いずれも殿堂入りを果たしており、サッカー面でのレジェンドでもあるウリ・ヘーネス会長とカール・ハインツ・ルンメニゲCEOが陣頭指揮を執りドイツの盟主に君臨してきたバイエルン。しかし今、その強固な体制への疑問や拒絶が広がり始めている。
文 遠藤孝輔
ミュンヘン在住の大ベテラン記者から、こう誘いを受けたことがある。
「エンドウさん、いつアリアンツ・アレナに来る? ヘーネス会長とVIP席で一緒に試合観戦しないか?」本当にそんな体験ができるのか。半信半疑だったが、その記者はバイエルンのヘーネス会長と40年来の付き合いだ。そもそも嘘をついたところで、彼になんのメリットもない。諸事情からこの申し出を断ってしまったが、今でも会長にかけ合うことは可能だろう。
このエピソードを持ち出したのには理由がある。

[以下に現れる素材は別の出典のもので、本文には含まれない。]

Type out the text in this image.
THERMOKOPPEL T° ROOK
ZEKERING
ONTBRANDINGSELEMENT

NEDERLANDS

ヘーネス会長の手腕を褒めても、決して批判することはなかったその記者が、ついに疑問を抱き始めたのだ。果たして、ヘーネス&ルンメニゲCEOの“二頭体制”で、クラブは今後も正しい道を歩めるのか、と。
選手、GM時代を含め、約半世紀もバイエルンの発展に尽力してきたヘーネスは、クラブ最大の功労者に違いない。それゆえ彼の権限は巨大。クラブ内に反旗を翻す者がいれば、容赦なく締め出す。それは自他ともに認める「人生の友」として美しい時間を共有してきた相手でも関係ない。実際、昨秋にTVを通じて自身を批判してきたクラブOBで、かつて西ドイツ代表でも苦楽を共にしたパウル・ブライトナーに対し、ホームゲームを無償で観戦できる「名誉会員チケット」の剥奪という措置を取った。ヘーネスの言い分はこうだ。

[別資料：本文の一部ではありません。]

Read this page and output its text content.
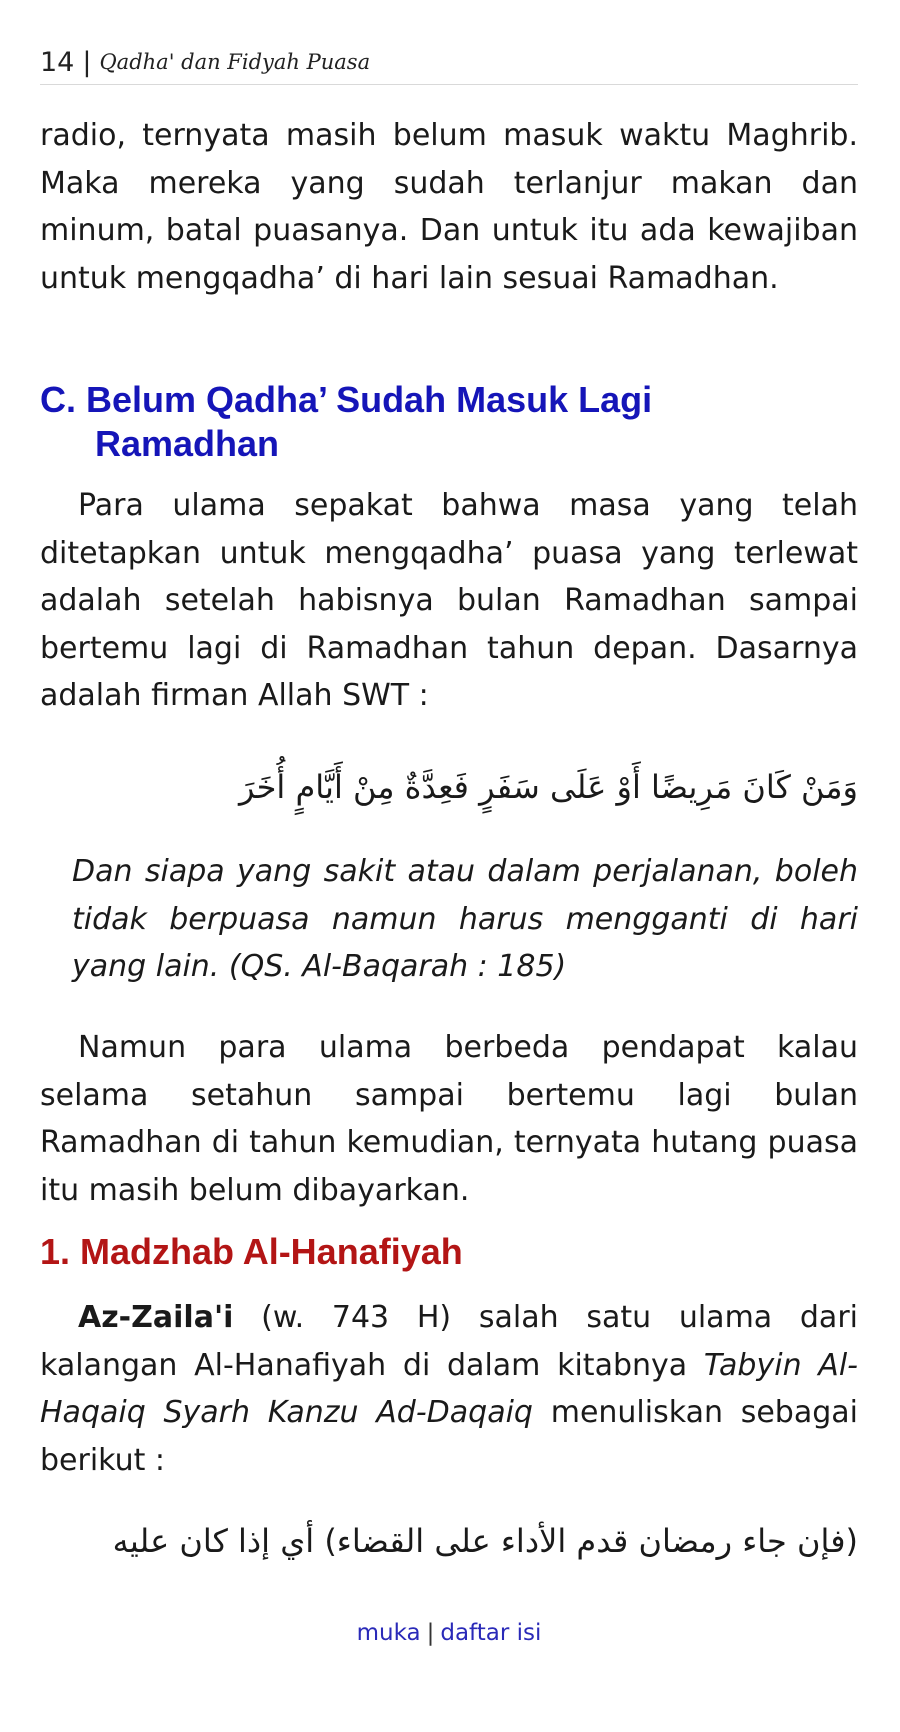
14 | Qadha' dan Fidyah Puasa

radio, ternyata masih belum masuk waktu Maghrib. Maka mereka yang sudah terlanjur makan dan minum, batal puasanya. Dan untuk itu ada kewajiban untuk mengqadha’ di hari lain sesuai Ramadhan.

C. Belum Qadha’ Sudah Masuk Lagi
Ramadhan

Para ulama sepakat bahwa masa yang telah ditetapkan untuk mengqadha’ puasa yang terlewat adalah setelah habisnya bulan Ramadhan sampai bertemu lagi di Ramadhan tahun depan. Dasarnya adalah firman Allah SWT :

وَمَنْ كَانَ مَرِيضًا أَوْ عَلَى سَفَرٍ فَعِدَّةٌ مِنْ أَيَّامٍ أُخَرَ

Dan siapa yang sakit atau dalam perjalanan, boleh tidak berpuasa namun harus mengganti di hari yang lain. (QS. Al-Baqarah : 185)

Namun para ulama berbeda pendapat kalau selama setahun sampai bertemu lagi bulan Ramadhan di tahun kemudian, ternyata hutang puasa itu masih belum dibayarkan.

1. Madzhab Al-Hanafiyah

Az-Zaila'i (w. 743 H) salah satu ulama dari kalangan Al-Hanafiyah di dalam kitabnya Tabyin Al-Haqaiq Syarh Kanzu Ad-Daqaiq menuliskan sebagai berikut :

(فإن جاء رمضان قدم الأداء على القضاء) أي إذا كان عليه
muka | daftar isi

「文句があるならTVで言うのではなく、私に直接言ってくるべきだ」

SDは両巨頭の傀儡
強権を発動したエピソードは他にもある。例えば、グアルディオラの招へいが決まった際、その新監督が欲したネイマール獲りに反対し、ルンメニゲとともにゲッツェを猛プッシュ。現場の声に耳を傾けないわけではないが、最終的な意思決定は自らが下すスタンスを貫いている。現在のSDであるハサン・サリハミジッチはヘーネスとルンメニゲの傀儡(くぐつ)に過ぎず、ドルトムントのミヒャエル・ツォルクSDやボルシアMGのマックス・エバールSDのように、強化に関する大きな発言権を持つことも、尊敬を集めることもない。

それを嫌ったのが、21世紀のバイエルンにおけるベストプレーヤーだ。そう、17年夏に現役を退いたフィリップ・ラームはSD就任を要請されたものの、ヘーネスに「同職の権限拡大」という条件をはね退けられ、愛するクラブと袂を分かつ決断を下した。その後、ラームはDFB(ドイツサッカー連盟)の親善大使として、EURO2024の招致成功に貢献。今ではDFBの次期会長候補と言われるほど、セカンドキャリアを謳歌している。引退時に将来的なバイエルン復帰を示唆していたものの、ヘーネスがトップに君臨し続ける限り、聡明なラームは戻ってこないだろう。
ほとんど独裁者と言える振る舞いを見せながら、ヘーネスが株主およびクラブ会員から圧倒的に支持されるのは、やはり実績があればこそ。昨年の年次総会で、バイエルンは史上最高額となる総収益(6億5470万ユーロ)を発表した。もちろん、財務部門の長であるドレーセンの働きに拠るところも大きいが、ヘーネスはかつて経済誌に「ヘーネスから学べること」と特集されたほど、この分野にも精通している。
とはいえ、肝心のピッチで結果が出なければ、フロントへの批判が強まるのは明白。実際、前述のベテラン記者が疑問を抱き始めたのも、今シーズンの不振に起因する。ヘーネスも自身への風当たりが強まっていることに気づいているだろう。ここにきてOBのカーンを入閣させる動きを見せているのも、何か変えなければならないと理解しているからだ。しかし、現役引退後のカーンと言えば、解説者の実績くらいしかない。ヘーネスやルンメニゲとは昵懇(じっこん)の仲であり、第二のサリハミジッチとなるだけではないか。どんな役割を担わせるかも不透明なままだ。
そのカーンの動向に加え、まずはマイスターシャーレを防衛できるか、そして会長自らが明言している今夏の大幅な陣容刷新に注目だ。ヘーネスとルンメニゲの“二頭体制”が時代遅れかどうか判断するには、もう少し見守る必要があるのは間違いない。